Plots on local television programs turn out to be irregular, no matter how good the intentions. Only Belén knows who Jenni Rivera is (not only does she know it, everything is known about her and her family), Anuel (“the one who was Karol G’s boyfriend”) and boasts about her friendship with Rosalía. The rest of her colleagues have more of an attitude of being on vacation, something understandable in that brutal Benidorm that is Miami. And the panelists there have little experience on a TV like the Spanish one, although we have met some of them on the also deceased Chinese stories by Jorge Javier Vázquez.

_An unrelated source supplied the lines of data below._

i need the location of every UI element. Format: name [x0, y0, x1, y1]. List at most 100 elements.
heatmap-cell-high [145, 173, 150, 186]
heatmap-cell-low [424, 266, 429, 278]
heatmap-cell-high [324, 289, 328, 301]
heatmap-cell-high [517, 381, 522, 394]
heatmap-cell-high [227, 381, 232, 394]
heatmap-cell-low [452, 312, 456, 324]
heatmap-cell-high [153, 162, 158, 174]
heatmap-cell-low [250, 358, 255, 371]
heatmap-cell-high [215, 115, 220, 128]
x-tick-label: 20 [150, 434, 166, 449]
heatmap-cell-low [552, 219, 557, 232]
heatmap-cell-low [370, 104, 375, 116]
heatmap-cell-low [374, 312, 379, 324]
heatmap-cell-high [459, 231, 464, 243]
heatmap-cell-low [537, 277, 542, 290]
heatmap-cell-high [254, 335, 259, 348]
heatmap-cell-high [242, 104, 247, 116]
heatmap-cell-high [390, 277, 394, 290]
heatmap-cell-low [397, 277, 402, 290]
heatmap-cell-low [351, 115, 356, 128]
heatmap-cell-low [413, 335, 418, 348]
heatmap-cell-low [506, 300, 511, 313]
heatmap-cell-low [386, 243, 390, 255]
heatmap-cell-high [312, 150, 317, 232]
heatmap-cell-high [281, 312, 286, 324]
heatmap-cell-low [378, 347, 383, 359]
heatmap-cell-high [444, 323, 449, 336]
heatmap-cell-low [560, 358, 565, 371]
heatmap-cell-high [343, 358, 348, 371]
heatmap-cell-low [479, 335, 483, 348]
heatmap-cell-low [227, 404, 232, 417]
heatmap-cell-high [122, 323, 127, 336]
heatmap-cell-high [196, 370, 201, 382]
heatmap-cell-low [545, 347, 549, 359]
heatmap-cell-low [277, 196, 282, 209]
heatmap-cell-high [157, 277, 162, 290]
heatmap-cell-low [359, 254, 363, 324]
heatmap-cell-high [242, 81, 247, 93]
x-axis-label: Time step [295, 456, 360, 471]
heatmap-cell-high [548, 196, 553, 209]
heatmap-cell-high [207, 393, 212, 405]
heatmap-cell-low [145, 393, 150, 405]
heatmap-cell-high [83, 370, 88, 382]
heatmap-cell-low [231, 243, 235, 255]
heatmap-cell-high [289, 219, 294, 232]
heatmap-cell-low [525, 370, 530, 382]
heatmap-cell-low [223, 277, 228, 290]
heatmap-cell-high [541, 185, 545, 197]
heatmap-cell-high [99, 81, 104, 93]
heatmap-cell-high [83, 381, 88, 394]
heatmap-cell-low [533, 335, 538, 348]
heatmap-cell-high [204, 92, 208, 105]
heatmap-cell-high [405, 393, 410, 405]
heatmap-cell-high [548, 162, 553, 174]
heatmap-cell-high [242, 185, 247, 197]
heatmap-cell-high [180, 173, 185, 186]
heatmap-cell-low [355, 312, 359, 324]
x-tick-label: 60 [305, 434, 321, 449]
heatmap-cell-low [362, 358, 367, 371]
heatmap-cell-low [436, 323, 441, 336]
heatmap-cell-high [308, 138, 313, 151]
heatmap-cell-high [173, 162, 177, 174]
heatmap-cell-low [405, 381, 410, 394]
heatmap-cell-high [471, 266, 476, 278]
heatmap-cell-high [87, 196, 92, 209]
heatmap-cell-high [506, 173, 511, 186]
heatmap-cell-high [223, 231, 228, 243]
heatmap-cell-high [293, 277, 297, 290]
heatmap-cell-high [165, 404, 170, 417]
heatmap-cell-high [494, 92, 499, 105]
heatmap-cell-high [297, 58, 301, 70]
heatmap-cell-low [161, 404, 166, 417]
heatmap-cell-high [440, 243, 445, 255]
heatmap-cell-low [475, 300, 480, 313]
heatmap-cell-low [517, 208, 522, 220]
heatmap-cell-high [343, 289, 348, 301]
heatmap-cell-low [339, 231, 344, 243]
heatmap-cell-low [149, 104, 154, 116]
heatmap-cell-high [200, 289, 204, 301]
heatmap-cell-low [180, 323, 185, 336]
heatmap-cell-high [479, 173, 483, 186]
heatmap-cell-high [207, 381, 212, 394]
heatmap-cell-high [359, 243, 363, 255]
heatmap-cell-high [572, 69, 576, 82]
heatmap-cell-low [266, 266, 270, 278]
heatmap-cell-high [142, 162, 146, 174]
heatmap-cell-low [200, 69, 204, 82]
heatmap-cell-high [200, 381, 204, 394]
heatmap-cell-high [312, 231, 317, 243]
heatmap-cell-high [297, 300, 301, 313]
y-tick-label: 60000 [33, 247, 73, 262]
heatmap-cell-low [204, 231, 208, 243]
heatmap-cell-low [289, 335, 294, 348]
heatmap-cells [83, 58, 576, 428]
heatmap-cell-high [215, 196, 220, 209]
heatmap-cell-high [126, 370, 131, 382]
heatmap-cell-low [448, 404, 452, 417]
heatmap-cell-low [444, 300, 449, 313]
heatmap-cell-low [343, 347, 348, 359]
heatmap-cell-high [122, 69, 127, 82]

You will enjoy the program, laugh and cry if you are one of those people who has seen its protagonists much more than some members of their family. If you know, for example, about Lydia Lozano’s facility for crying, that the two Kikos united will never be defeated, that Chelo García Cortés is accused of passivity and is called Chelordomo for his servile attitude towards Isabel Pantoja in an edition of Survivors. If you know that Terelu has a reputation for being haughty, that Patiño went to Miami as the owner of two chinchillas and one just died. If she cries with laughter when Belén says to María in the middle of a party aboard a yacht: “His name is José Luis, right? “I don’t want to call him El Puma.”
As wonderful as it is indescribable. It’s very beachy.